Where is the AGI?

Transformers have pushed neural nets to a ceiling that already feels like science fiction: language, images, music, video—each benchmark we once called "AI-complete" is now a demo you can run on a laptop. We congratulate ourselves for seeing "sparks" of general intelligence, yet a mosquito—whose entire brain fits inside the eye of a needle—still beats our best vision-language models at real-world scene understanding and our most expensive humanoids at embodied common sense. One insect, a few microwatts of power, no pre-training, no H100 cluster.

The gap is humbling. It suggests that scale and gradient descent alone won't finish the job. We need something closer to continual, on-device learning and memory that re-wires itself as effortlessly as a pupal brain remodeling into an adult. Maybe the next breakthrough isn't a bigger GPU but a new interface that hijacks biology itself—running circuits through living neurons that already know how to sip energy and still out-see, out-fly, and out-adapt us.

Where We Actually Stand

Transformers have indeed revolutionized artificial intelligence. They've given us systems that can understand and generate text, images, audio, and video in a way that looks intelligent and creative. In terms of pattern recognition, reasoning within short contexts, and mimicking human communication — we're near the ceiling of what this architecture can do.

But this is not general intelligence yet. These systems don't truly understand the world; they compress correlations. They don't build persistent world models, have long-term goals, or form memories beyond the context window. The "spark" of AGI is visible, but it's mostly a flicker of approximation rather than cognition.

The Gap: Optimization vs. Innovation

Evolution achieved extreme efficiency — a few milligrams of organic matter running on microwatts can outperform trillion-parameter models in adaptive perception and motor control. The gap isn't just computational efficiency; it's architecture and embodiment.

We can't just scale transformers to AGI. Optimization will help (quantization, sparse activation, neuromorphic chips, etc.), but architectural breakthroughs are needed:

• Continuous learning: Models that adapt in real-time without retraining.
• Dynamic memory systems: Persistent, self-organized memory like the hippocampus–neocortex interplay.
• Embodied cognition: Integration of physical interaction and feedback loops, not pure simulation.
• Hierarchical world models: True understanding of causality, not correlation.

The Bio-Hybrid Frontier

Using biological substrates (like insect brains) as computational or training scaffolds — is actually being explored at the edge of "wetware AI." There are startups and labs (like Cortical Labs) that use cultured neuron networks interfaced with silicon. The neurons can learn to perform simple tasks like playing Pong, showing organic adaptability far beyond current deep learning.

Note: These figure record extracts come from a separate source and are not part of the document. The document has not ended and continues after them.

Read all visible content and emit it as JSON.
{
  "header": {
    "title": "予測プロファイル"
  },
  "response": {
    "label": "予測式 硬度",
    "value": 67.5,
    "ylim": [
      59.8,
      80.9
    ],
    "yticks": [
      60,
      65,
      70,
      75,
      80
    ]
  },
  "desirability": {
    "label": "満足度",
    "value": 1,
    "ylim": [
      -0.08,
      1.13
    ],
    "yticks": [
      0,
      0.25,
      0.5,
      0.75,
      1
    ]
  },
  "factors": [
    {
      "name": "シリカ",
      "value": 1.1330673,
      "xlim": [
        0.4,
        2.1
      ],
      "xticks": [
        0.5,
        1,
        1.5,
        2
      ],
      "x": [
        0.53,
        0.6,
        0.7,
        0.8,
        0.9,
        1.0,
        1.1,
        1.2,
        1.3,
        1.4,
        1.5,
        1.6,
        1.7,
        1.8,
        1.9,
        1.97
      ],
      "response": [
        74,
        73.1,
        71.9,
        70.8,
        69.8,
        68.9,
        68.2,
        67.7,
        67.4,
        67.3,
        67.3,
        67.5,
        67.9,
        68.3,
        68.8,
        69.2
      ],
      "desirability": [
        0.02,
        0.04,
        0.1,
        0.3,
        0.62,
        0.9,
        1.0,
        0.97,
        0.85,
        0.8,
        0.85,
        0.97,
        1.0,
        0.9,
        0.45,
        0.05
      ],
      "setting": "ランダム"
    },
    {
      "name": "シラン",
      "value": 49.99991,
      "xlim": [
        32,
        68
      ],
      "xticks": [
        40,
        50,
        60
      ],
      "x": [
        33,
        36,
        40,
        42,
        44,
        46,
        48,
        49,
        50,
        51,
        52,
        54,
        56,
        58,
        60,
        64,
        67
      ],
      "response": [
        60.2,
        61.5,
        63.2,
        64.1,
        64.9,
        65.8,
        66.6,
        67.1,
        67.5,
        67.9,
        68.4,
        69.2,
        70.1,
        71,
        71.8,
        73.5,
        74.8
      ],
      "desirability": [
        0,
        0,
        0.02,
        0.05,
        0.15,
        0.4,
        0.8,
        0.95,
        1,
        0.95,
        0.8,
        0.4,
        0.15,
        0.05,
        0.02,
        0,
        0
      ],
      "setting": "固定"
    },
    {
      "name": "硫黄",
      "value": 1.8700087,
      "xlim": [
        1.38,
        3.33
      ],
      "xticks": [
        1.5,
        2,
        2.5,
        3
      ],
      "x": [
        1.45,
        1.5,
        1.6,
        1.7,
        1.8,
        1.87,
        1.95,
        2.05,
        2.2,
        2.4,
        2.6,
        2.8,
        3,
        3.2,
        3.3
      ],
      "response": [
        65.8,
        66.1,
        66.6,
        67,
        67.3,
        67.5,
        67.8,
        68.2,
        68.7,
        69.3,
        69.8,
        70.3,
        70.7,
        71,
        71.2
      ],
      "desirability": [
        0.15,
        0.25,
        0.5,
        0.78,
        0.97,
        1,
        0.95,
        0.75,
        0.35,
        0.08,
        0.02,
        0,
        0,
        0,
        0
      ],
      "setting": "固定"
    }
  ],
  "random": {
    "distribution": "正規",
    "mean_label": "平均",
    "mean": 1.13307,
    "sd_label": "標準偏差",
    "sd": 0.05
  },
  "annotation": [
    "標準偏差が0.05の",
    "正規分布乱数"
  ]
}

If this bio-silicon interface matures, we might see hybrid systems where biological computation provides flexible, energy-efficient intelligence while digital layers handle precision and scale.

The Road to AGI

So, how close are we? We're probably decades away from true AGI — not because we lack compute, but because we don't yet understand intelligence deeply enough to replicate it. The next step likely isn't a bigger model — it's a different kind of model, one that blends continual learning, physical grounding, and memory in ways nature already solved.